En uno de mis seminarios del Doctorado, tuve el gusto de leer la tesis Los saberes docentes de maestros en primarias con grupos multigrado de Paola Arteaga Martínez, que obtuvo el reconocimiento del Consejo Mexicano de Investigación Educativa (COMIE) como la mejor tesis de posgrado sobre Educación, categoría maestría en el bienio 2009-2010.
Como su nombre lo indica, las escuelas multigrado son aquellas en las que un maestro trabaja simultáneamente con alumnos de distintos grados. Al encontrarse especialmente en las zonas rurales que generalmente se encuentran en una mayor marginación en comparación con los contextos urbanos, se les ha visto como escuelas de menor calidad o escuelas incompletas, llegándose a considerar como un proyecto educativo tendiente a desaparecer, cuando la realidad es que las escuelas multigrado se encuentran en todo el mundo, tanto en los países desarrollados como en los que están en vías de desarrollo; por ejemplo, en España representan el 23% de las escuelas primarias; en Irlanda, el 40%; en Inglaterra, el 25%; en Francia, el 22%; en Finlandia, el 32%; en Perú, el 73%; en Brasil y Guatemala, el 50%; en Colombia, el 45%; en China, el 36%; en los Estados Unidos, el 17% y en México el 48%.
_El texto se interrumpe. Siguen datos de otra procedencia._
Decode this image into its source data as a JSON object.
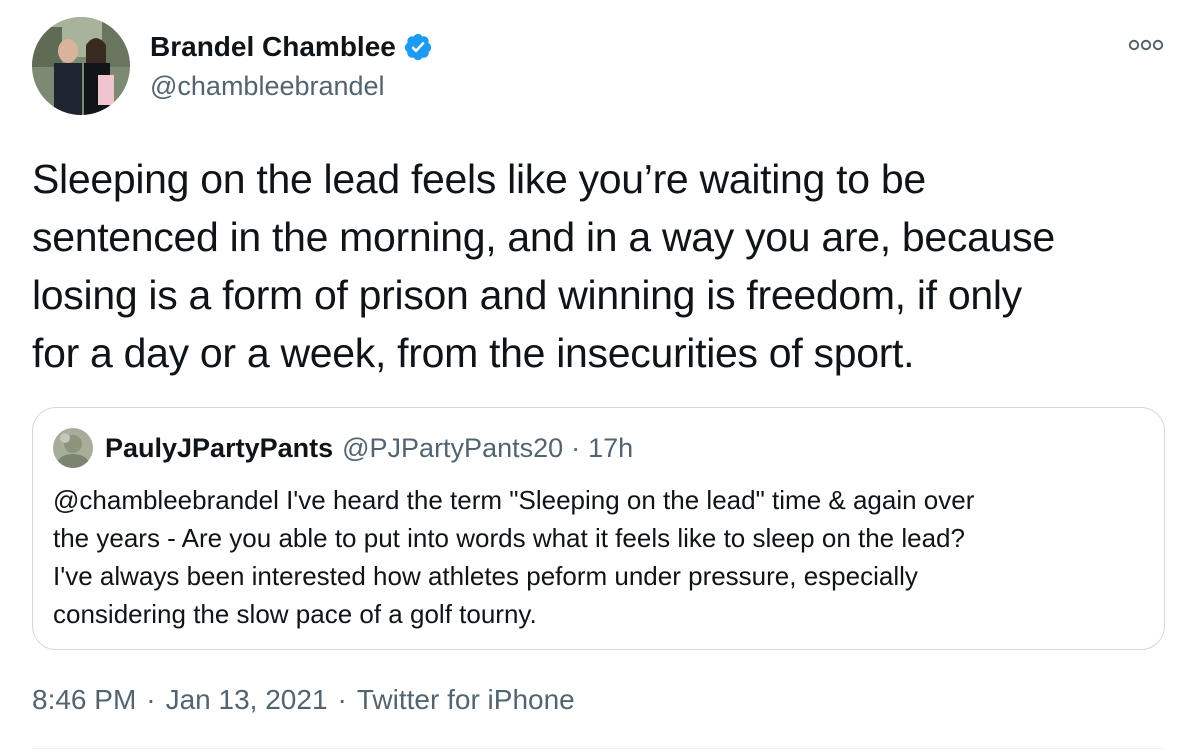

Leer este magnífico trabajo me recordó un capítulo en mi vida que yo tenía, o creía tener, olvidado:
Cuando yo era niña, mi mamá me contó que su primer empleo como recién titulada maestra normalista fue en una escuela multigrado en uno de los muchos pueblos de su natal Yucatán; me contó cómo aprendió a manejar un jeep todo destartalado que le habían prestado en el magisterio para poder trasladarse hasta la selva y así enseñarles a contar, a leer y a escribir a los niños indígenas campesinos que serían sus alumnos. Dichos alumnos, tenían que levantarse a las 4 o 5 de la mañana para trabajar junto con sus padres en las difíciles tareas del campo, lo que invariablemente ocasionaba que para las 10 de la mañana ya estuvieran agotados y muertos de calor, mi mamá, previendo esto, les llevaba siempre agua de frutas. Sin embargo, sus mal comidos y mal dormidos alumnos hacían un verdadero esfuerzo por estar ahí y ella tenía que ingeniárselas todos los días para mantenerlos despiertos, interesarlos y –además- enseñarles. En ese momento y a mi corta edad pude imaginar a mi madre joven y luminosa, como sigue siendo; con su vestido de algodón y sus ganas de cumplir con una labor que ya desde entonces pude apreciar como sumamente difícil y complicada. Nunca le he dicho a mi madre (aunque lo estará leyendo ahora) que cuando me contó esto, yo la visualicé en mi mente de niña como una verdadera heroína y sentí una profunda admiración por ella. Sin duda, esta experiencia fue una de las cosas que marcó mi elección profesional.
Contrario al desprestigio con que algunas autoridades y medios tratan de manchar la labor docente, creo que no hay dinero en el mundo ni palabras de agradecimiento suficientes que puedan pagar el heroísmo de todos aquellos que tienen la osadía y cumplen con la proeza de presentarse todos los días a trabajar en escuelas–multigrado o no- carentes de luz, agua, servicios sanitarios, mobiliario, materiales, etc., cumpliendo lo mismo con la labor de maestro, que de secretaria, director, intendente, padre y madre de niños que antes -mucho antes- de llevarlos a un salón de clases, lo que realmente quisiera uno es darles un buen almuerzo.
Mi admiración y mi respeto para todos ellos.
* La autora es pedagoga, actualmente cursando el doctorado en pedagogía en la UNAM.